Not a single resuscitation bed ” persistent “ more, or almost, was created during the second wave of the Covid-19 epidemic. This is the severe observation drawn up by the Syndicate of resuscitators, which must be made public Wednesday, November 18. According to a survey compiling the returns to 1is November of 114 resuscitation services in the territory – i.e. more than a third of these services -, the rise in power in recent months is based, in the same way as in March, solely on resuscitation “Ephemeral”. That is to say on the transformation of continuous surveillance or intensive care beds, thanks to a reinforcement of personnel.

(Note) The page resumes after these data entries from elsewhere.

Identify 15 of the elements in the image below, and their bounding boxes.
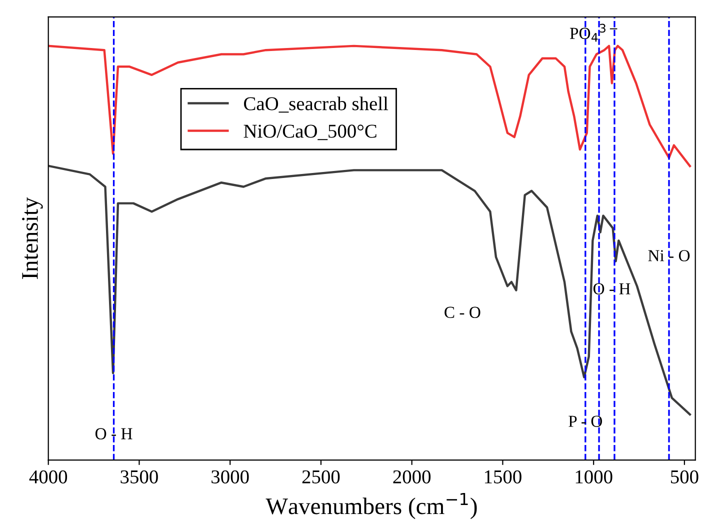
x-tick-label: 500 xyxy=(671,470,698,484)
y-axis-title: Intensity xyxy=(22,197,43,279)
x-tick-label: 1000 xyxy=(576,470,612,484)
annotation: Ni - O xyxy=(648,250,690,262)
x-tick-label: 2500 xyxy=(302,470,340,484)
annotation: C - O xyxy=(444,306,480,318)
x-tick-label: 3500 xyxy=(120,470,158,484)
legend-label: CaO_seacrab shell xyxy=(244,96,388,113)
annotation: O - H xyxy=(95,428,132,440)
x-tick-label: 2000 xyxy=(393,470,431,484)
x-tick-label: 3000 xyxy=(212,470,249,484)
x-axis-title: Wavenumbers (cm$^{−1}$) xyxy=(266,492,477,520)
x-tick-label: 4000 xyxy=(29,470,68,484)
legend-label: NiO/CaO_500°C xyxy=(244,124,376,140)
x-tick-label: 1500 xyxy=(484,470,522,484)
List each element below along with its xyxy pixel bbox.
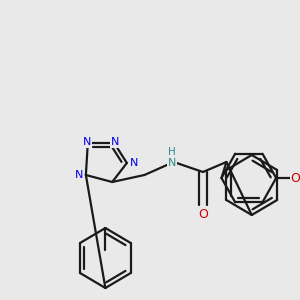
Text: N: N — [130, 158, 138, 168]
Text: O: O — [291, 172, 300, 184]
Text: N: N — [83, 137, 91, 147]
Text: N: N — [111, 137, 119, 147]
Text: H: H — [168, 147, 176, 157]
Text: N: N — [75, 170, 83, 180]
Text: N: N — [168, 158, 176, 168]
Text: O: O — [198, 208, 208, 221]
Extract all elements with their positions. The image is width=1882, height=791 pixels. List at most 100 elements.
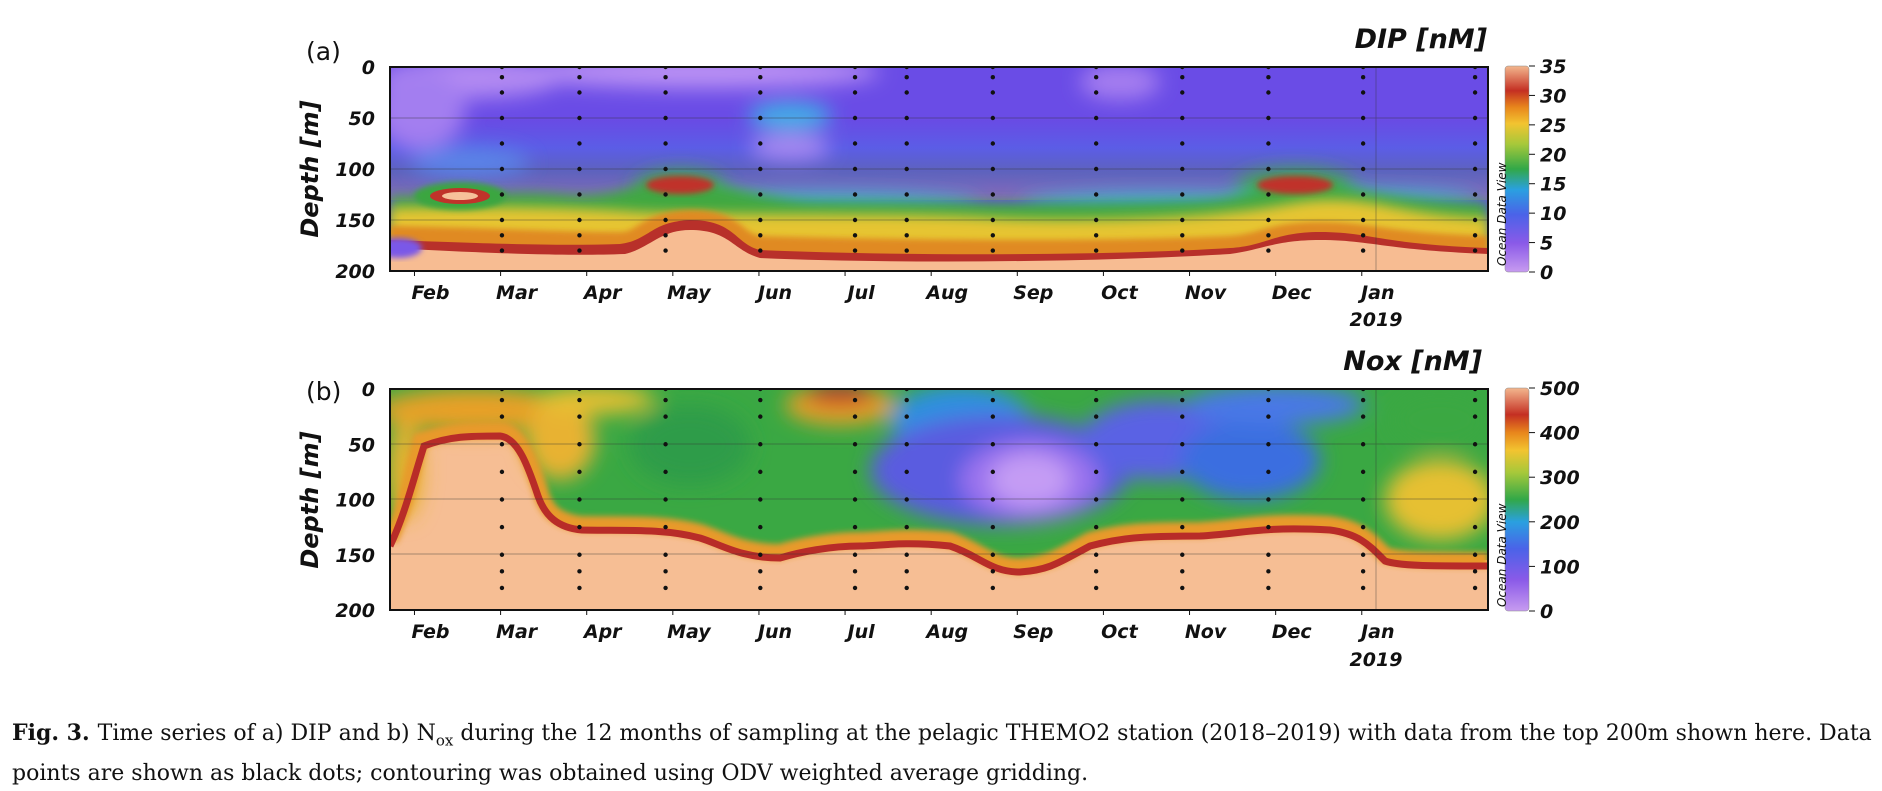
panel-label-b: (b) bbox=[306, 377, 341, 406]
sample-dot bbox=[904, 585, 909, 591]
sample-dot bbox=[499, 248, 505, 253]
sample-dots-b bbox=[499, 389, 1478, 591]
watermark-b: Ocean Data View bbox=[1495, 503, 1509, 607]
sample-dot bbox=[499, 397, 505, 403]
sample-dot bbox=[1266, 585, 1271, 591]
sample-dot bbox=[990, 397, 996, 403]
sample-dot bbox=[852, 524, 858, 530]
sample-dot bbox=[990, 524, 996, 530]
sample-dot bbox=[499, 552, 505, 557]
sample-dot bbox=[663, 90, 668, 95]
sample-dot bbox=[1180, 569, 1185, 574]
sample-dot bbox=[1093, 497, 1099, 502]
sample-dot bbox=[758, 192, 763, 197]
sample-dot bbox=[577, 141, 582, 146]
sample-dot bbox=[904, 141, 909, 146]
sample-dot bbox=[758, 569, 763, 574]
sample-dot bbox=[577, 90, 582, 95]
y-tick-label: 50 bbox=[349, 434, 375, 456]
sample-dot bbox=[904, 442, 909, 447]
y-tick-label: 50 bbox=[349, 108, 375, 130]
sample-dot bbox=[1093, 585, 1099, 591]
sample-dot bbox=[1360, 569, 1366, 574]
sample-dot bbox=[904, 524, 909, 530]
sample-dot bbox=[1093, 414, 1099, 419]
sample-dot bbox=[852, 233, 858, 238]
sample-dot bbox=[663, 192, 668, 197]
sample-dot bbox=[1180, 414, 1185, 419]
caption-text-pre: Time series of a) DIP and b) N bbox=[97, 721, 436, 746]
sample-dot bbox=[1093, 233, 1099, 238]
y-ticks-a: 0 50 100 150 200 bbox=[335, 57, 375, 283]
y-tick-label: 0 bbox=[362, 379, 375, 401]
sample-dot bbox=[1360, 248, 1366, 253]
sample-dot bbox=[852, 248, 858, 253]
sample-dot bbox=[852, 90, 858, 95]
x-tick-label: Aug bbox=[924, 621, 968, 643]
sample-dot bbox=[1266, 90, 1271, 95]
sample-dot bbox=[904, 217, 909, 223]
colorbar-tick-label: 300 bbox=[1540, 467, 1580, 489]
sample-dot bbox=[1266, 192, 1271, 197]
sample-dot bbox=[577, 397, 582, 403]
sample-dot bbox=[663, 569, 668, 574]
sample-dot bbox=[499, 75, 505, 80]
sample-dot bbox=[1472, 524, 1478, 530]
sample-dot bbox=[1360, 90, 1366, 95]
sample-dot bbox=[577, 569, 582, 574]
sample-dot bbox=[1180, 166, 1185, 172]
sample-dot bbox=[758, 552, 763, 557]
panel-title-a: DIP [nM] bbox=[1355, 24, 1488, 55]
colorbar-b: 0 100 200 300 400 500 Ocean Data View bbox=[1495, 378, 1580, 623]
sample-dot bbox=[758, 166, 763, 172]
sample-dot bbox=[499, 497, 505, 502]
sample-dot bbox=[1360, 233, 1366, 238]
x-tick-label: Sep bbox=[1013, 282, 1053, 304]
colorbar-tick-label: 500 bbox=[1540, 378, 1580, 400]
sample-dot bbox=[577, 115, 582, 121]
sample-dot bbox=[990, 248, 996, 253]
y-tick-label: 200 bbox=[335, 600, 375, 622]
y-ticks-b: 0 50 100 150 200 bbox=[335, 379, 375, 622]
sample-dot bbox=[1266, 414, 1271, 419]
x-tick-label: Jan bbox=[1357, 282, 1394, 304]
sample-dot bbox=[499, 90, 505, 95]
x-ticks-b: Feb Mar Apr May Jun Jul Aug Sep Oct Nov Dec Jan bbox=[411, 610, 1394, 643]
sample-dot bbox=[577, 166, 582, 172]
sample-dot bbox=[1472, 497, 1478, 502]
sample-dot bbox=[852, 497, 858, 502]
sample-dot bbox=[577, 585, 582, 591]
sample-dot bbox=[1266, 524, 1271, 530]
x-tick-label: Nov bbox=[1185, 282, 1227, 304]
x-tick-label: Sep bbox=[1013, 621, 1053, 643]
sample-dot bbox=[1266, 233, 1271, 238]
sample-dot bbox=[663, 248, 668, 253]
y-axis-label-a: Depth [m] bbox=[296, 100, 324, 237]
sample-dot bbox=[1472, 442, 1478, 447]
x-tick-label: Jan bbox=[1357, 621, 1394, 643]
sample-dot bbox=[1360, 497, 1366, 502]
x-tick-label: Jun bbox=[754, 621, 792, 643]
colorbar-tick-label: 400 bbox=[1539, 423, 1580, 445]
sample-dot bbox=[499, 115, 505, 121]
sample-dot bbox=[1180, 90, 1185, 95]
sample-dot bbox=[758, 217, 763, 223]
sample-dot bbox=[1472, 141, 1478, 146]
sample-dot bbox=[1093, 90, 1099, 95]
sample-dot bbox=[990, 141, 996, 146]
grid-a bbox=[390, 67, 1488, 271]
x-tick-label: Jun bbox=[754, 282, 792, 304]
sample-dot bbox=[990, 75, 996, 80]
year-label-a: 2019 bbox=[1350, 309, 1403, 331]
sample-dot bbox=[663, 442, 668, 447]
y-tick-label: 200 bbox=[335, 261, 375, 283]
sample-dot bbox=[1360, 397, 1366, 403]
sample-dot bbox=[577, 248, 582, 253]
sample-dot bbox=[904, 414, 909, 419]
sample-dot bbox=[1472, 585, 1478, 591]
sample-dot bbox=[1093, 115, 1099, 121]
panel-b: (b) Nox [nM] Depth [m] bbox=[296, 346, 1580, 671]
sample-dot bbox=[990, 217, 996, 223]
grid-b bbox=[390, 389, 1488, 610]
sample-dot bbox=[1472, 192, 1478, 197]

“The second wave receding, we will start to close these beds, and if a third wave arrives, we will find ourselves in the same situation again”, alert Djillali Annane, president of the Union of resuscitators. The subject is all the more important as the saturation of resuscitation determined the two successive confinements decreed since March, he underlines.

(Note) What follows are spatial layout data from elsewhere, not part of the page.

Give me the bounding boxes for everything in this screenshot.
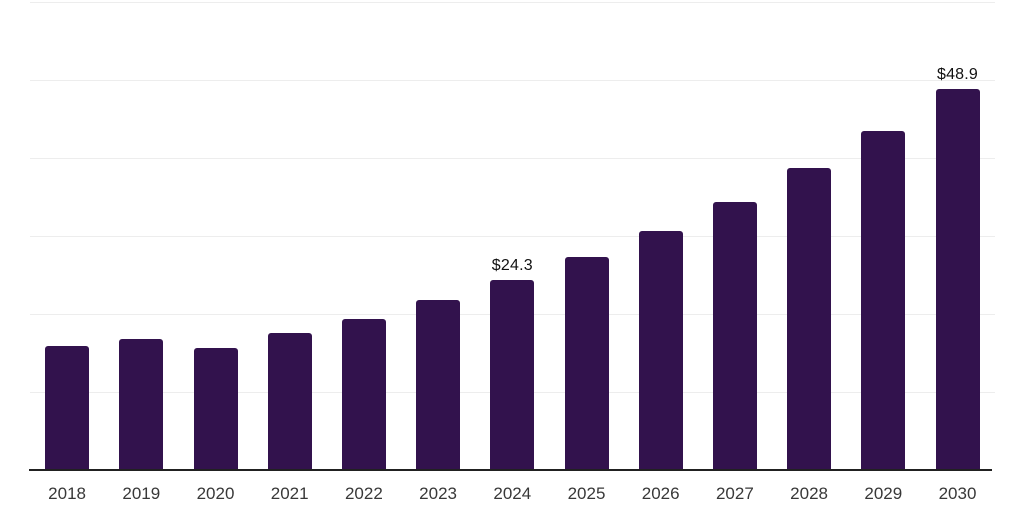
x-tick-label-2026: 2026 — [641, 484, 680, 503]
x-tick-label-2030: 2030 — [938, 484, 977, 503]
x-tick-label-2025: 2025 — [567, 484, 606, 503]
gridline-60 — [30, 2, 995, 3]
bar-2018 — [45, 345, 90, 469]
x-tick-label-2028: 2028 — [790, 484, 829, 503]
bar-2021 — [267, 332, 312, 469]
bar-2020 — [193, 347, 238, 469]
gridline-30 — [30, 236, 995, 237]
bar-2028 — [787, 168, 832, 469]
x-tick-label-2022: 2022 — [344, 484, 383, 503]
bar-2026 — [638, 231, 683, 469]
bar-2019 — [119, 338, 164, 469]
bar-2024 — [490, 280, 535, 469]
bar-2022 — [341, 318, 386, 469]
gridline-40 — [30, 158, 995, 159]
x-tick-label-2023: 2023 — [419, 484, 458, 503]
x-tick-label-2020: 2020 — [196, 484, 235, 503]
x-axis-line — [29, 469, 992, 471]
bar-2025 — [564, 257, 609, 469]
bar-2027 — [712, 202, 757, 469]
x-tick-label-2024: 2024 — [493, 484, 532, 503]
gridline-50 — [30, 80, 995, 81]
x-tick-label-2029: 2029 — [864, 484, 903, 503]
bar-value-label-2024: $24.3 — [491, 257, 533, 275]
x-tick-label-2018: 2018 — [48, 484, 87, 503]
bar-value-label-2030: $48.9 — [936, 65, 979, 83]
x-tick-label-2019: 2019 — [122, 484, 161, 503]
bar-2029 — [861, 130, 906, 469]
bar-2030 — [935, 88, 980, 469]
x-tick-label-2021: 2021 — [270, 484, 309, 503]
x-tick-label-2027: 2027 — [715, 484, 754, 503]
bar-2023 — [416, 299, 461, 469]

Government speech contradicts
Ten months after the wave of the new coronavirus in the country, and while the second wave could have reached its epidemic peak, with a number of “Covid” patients in intensive care stabilized below 5,000 in recent days, these doctors, in first line in the health crisis, want to restore “The reality of increasing resuscitation capacities”. And contradict, in hollow, the government speech of a better preparation of the hospital for this epidemic rebound, with the passage to 5,800 “durable” beds in intensive care, against 5,000 until then.
Almost all of the intensive care units that responded to the survey thus reported no creation of additional so-called “permanent” beds, between 1is January and 1is November. The term designates beds armed with equipment in a resuscitation environment, i.e. a room of at least 20 square meters, but above all for which permanent staff have been assigned. Barely one or two beds in total would be expected to last, reports in the 114 responding departments (CHUs for three quarters, hospitals for the remaining quarter), which offer, in normal times, nearly 1 600 beds, and reached 2,220 beds in 1is November.
Could we do otherwise, in the urgency of the in-between waves? Another option is on the table, defend the resuscitators, who have little tasted the words of the Prime Minister, Jean Castex, on November 12, referring to these caregivers who “Do not ask us to increase the number of intensive care beds”, more “Especially to do everything possible to prevent patients from arriving at the hospital”.